Neue Architektur in Afrika: Ein Riese erwacht

In der Kunstwelt sind Afrikas junge Szenen längst präsent. Jetzt zieht die Architektur nach. Dabei spielen Kultur und Klima eine große Rolle, und genau diese Faktoren sind auch bei Investments auf dem großen Kontinent zu beachten.

24.06.2023 - By Maik Novotny

Lesley Lokko, ghanaisch-schottische Architektin, ist Kuratorin der Architekturbiennale Venedig 2023. Diébédo Francis Kéré, dem deutsch-burkinischen Architekten, wurde 2022 der Pritzker-Preis verliehen. Keineswegs nur aus gönnerhaften Gesten, sondern in Anerkennung der Dynamik, der Qualität und des kulturellen Reichtums afrikanischer Staaten und Regionen. In der Kunst sind die afrikanischen Stars und Szenen schon länger auf dem Vormarsch, aber die Architekturwelt holt auf. Der ghanaische Brite David Adjaye ist längst in die erste Liga aufgestiegen, dahinter warten schon das atelier masōmī von Mariam Issoufou Kamara aus Niger, das Cave_bureau aus Kenia, die Koffi & Diabaté Architectes aus der Elfenbeinküste und viele andere mehr.

Header Bild: Eine verfallene Moschee in Niger wurde zum Kultur- und Bildungszentrum mit Bibliothek. Auch der Neubau wurde, geleitet von Architektin Mariam Issoufou Kamara (atelier masōmī), zum Gemeinschaftsprojekt, 2017 gewann das Projekt den LafargeHolcim Award for Middle East Africa in Gold. ateliermasomi.com

NEUE METROPOLEN

Parallel dazu entstehen initiiert von Staats- und Investor:innenseite quer über den Kontinent prestigeträchtige Bauten und Metropolen wie die noch namenlose neue ägyptische Hauptstadt bei Kairo, Nigerias Hauptstadt Abuja, die Bibliothek von Alexandria oder Megakirchen in Nigeria. Das stärkt den nationalen Stolz und sorgt für globale Aufmerksamkeit – die neuen Büroviertel sind aber dadurch architektonisch oft so austauschbar wie die Business Districts von Seoul oder Schanghai. Bedauerlich, denn der Kontinent, der dreimal so groß ist wie Europa, umfasst -unterschiedlichste Kulturen.

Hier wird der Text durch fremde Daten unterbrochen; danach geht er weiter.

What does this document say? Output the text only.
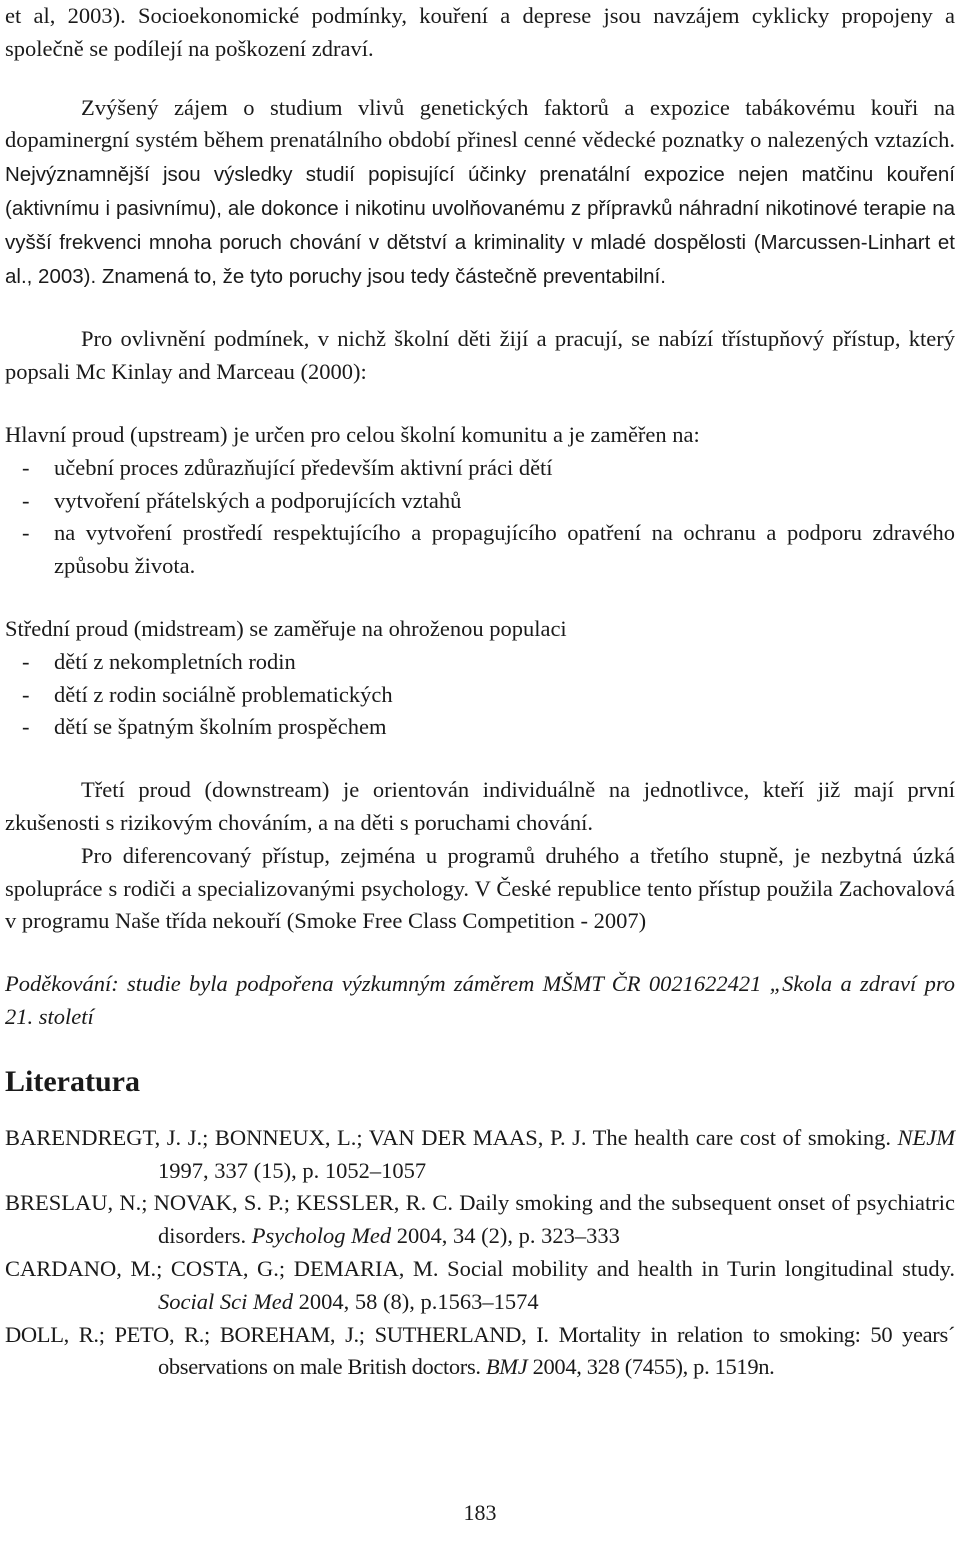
et al, 2003). Socioekonomické podmínky, kouření a deprese jsou navzájem cyklicky propojeny a společně se podílejí na poškození zdraví.

Zvýšený zájem o studium vlivů genetických faktorů a expozice tabákovému kouři na dopaminergní systém během prenatálního období přinesl cenné vědecké poznatky o nalezených vztazích. Nejvýznamnější jsou výsledky studií popisující účinky prenatální expozice nejen matčinu kouření (aktivnímu i pasivnímu), ale dokonce i nikotinu uvolňovanému z přípravků náhradní nikotinové terapie na vyšší frekvenci mnoha poruch chování v dětství a kriminality v mladé dospělosti (Marcussen-Linhart et al., 2003). Znamená to, že tyto poruchy jsou tedy částečně preventabilní.

Pro ovlivnění podmínek, v nichž školní děti žijí a pracují, se nabízí třístupňový přístup, který popsali Mc Kinlay and Marceau (2000):

Hlavní proud (upstream) je určen pro celou školní komunitu a je zaměřen na:

- učební proces zdůrazňující především aktivní práci dětí
- vytvoření přátelských a podporujících vztahů
- na vytvoření prostředí respektujícího a propagujícího opatření na ochranu a podporu zdravého způsobu života.

Střední proud (midstream) se zaměřuje na ohroženou populaci

- dětí z nekompletních rodin
- dětí z rodin sociálně problematických
- dětí se špatným školním prospěchem

Třetí proud (downstream) je orientován individuálně na jednotlivce, kteří již mají první zkušenosti s rizikovým chováním, a na děti s poruchami chování.

Pro diferencovaný přístup, zejména u programů druhého a třetího stupně, je nezbytná úzká spolupráce s rodiči a specializovanými psychology. V České republice tento přístup použila Zachovalová v programu Naše třída nekouří (Smoke Free Class Competition - 2007)

Poděkování: studie byla podpořena výzkumným záměrem MŠMT ČR 0021622421 „Skola a zdraví pro 21. století

Literatura

BARENDREGT, J. J.; BONNEUX, L.; VAN DER MAAS, P. J. The health care cost of smoking. NEJM 1997, 337 (15), p. 1052–1057

BRESLAU, N.; NOVAK, S. P.; KESSLER, R. C. Daily smoking and the subsequent onset of psychiatric disorders. Psycholog Med 2004, 34 (2), p. 323–333

CARDANO, M.; COSTA, G.; DEMARIA, M. Social mobility and health in Turin longitudinal study. Social Sci Med 2004, 58 (8), p.1563–1574

DOLL, R.; PETO, R.; BOREHAM, J.; SUTHERLAND, I. Mortality in relation to smoking: 50 years´ observations on male British doctors. BMJ 2004, 328 (7455), p. 1519n.

183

Südafrika, Ägypten oder der Maghreb sind jeweils eine Welt für sich, und einen besonders starken Boom verzeichnen die Staaten an der westafrikanischen Küste zwischen Monrovia und Lagos. Das spürt man auch auf dem Wohnungsmarkt. Wie der aktuelle Afrika-Report von Knight Frank berichtet, steigen die Wohnkosten in vielen Städten rapide an – in Lagos allein 22 Prozent in drei Jahren – und daher wandern viele in die Vororte ab. »Westafrika wächst rapide«, sagt auch Baerbel Mueller, Dekanin an der Universität für angewandte Kunst Wien und als Architektin seit 2002 in Westafrika tätig, wo sie unter anderem das Nubuke Extended Cultural -Center in Accra realisierte. »Die Bevölkerung ist sehr jung, die Urbanisierung von Städten wie Accra oder Lagos ist enorm, ihre Ausbreitungen reichen weit in die Umgebung hinein. Es hat sich eine neue städtische Mittelschicht entwickelt, die es vorher nicht gab. Viele davon sind Ghanaer in der Diaspora, mit britischem Pass, die in London ihr Geld verdienen und dann in Ghana investieren. Es gibt neues Kapital, und dabei geht die Schere zwischen Reich und Am-Existenzminimum-Lebend immer weiter auf. Die Immobilienpreise in den besseren Stadtteilen Accras entsprechen heute denen des ersten Bezirks in Wien.«

HOLLYWOOD-IDEALE

Dieses neue Kapital hat seinen eigenen Stil – und der ist oft an westlichen Vorbildern orientiert, sagt Baerbel Mueller. »Die Bauten sind von Idealen aus Hollywood und von einem formalen Overkill geprägt, meist aus billigen Materialien zusammengesetzt und in keiner Weise an das tropische Klima vor Ort angepasst. Gleichzeitig hängt die infrastrukturelle Entwicklung oft hinterher, selbst in der teuren Villa mitten in der Stadt kann es sein, dass Strom und Wasser ausfallen und man über Wochen auf den eigenen Generator oder Wassertank angewiesen ist.« Den Zusammenhang zwischen traditionellen Bauweisen und Anpassung an das heiße, tropische Klima versuchen viele der jüngeren Architekt:innen wie Mariam Issoufou Kamara wieder ins Bewusstsein zu rücken. Dabei geht es nicht um einen Rückschritt oder ein Klischee, sondern um eine Weiterentwicklung. »Wenn Leute dort zu Geld kommen, wollen sie kein Lehmhaus, sondern eines aus Beton und Glas«, seufzt auch Diébédo Francis Kéré. »Aber das funktioniert in diesem Klima nicht. Wir versuchen, etwas aus diesem Arme-Leute-Material zu machen, indem wir eine konstruierbare Ästhetik einführen.« Hier treffen sich möglicherweise die Ziele der Architekt:innen mit denen der Investor:innen. Denn der Klimawandel, so der Afrika-Report von Knight Frank, stelle in Afrika eine extreme Herausforderung dar. Daher sei Investment in grüne Technologien und Bauprojekte besonders zukunftsfähig. 785 »green-rated buildings« gibt es in Afrika derzeit, 641 davon in Südafrika. Hier ist also noch Luft nach oben. Aber in allen Bereichen hat Afrika einen Standortvorteil: Es ist ein demografisch junger Kontinent, und das macht ihn zum Kontinent der Zukunft.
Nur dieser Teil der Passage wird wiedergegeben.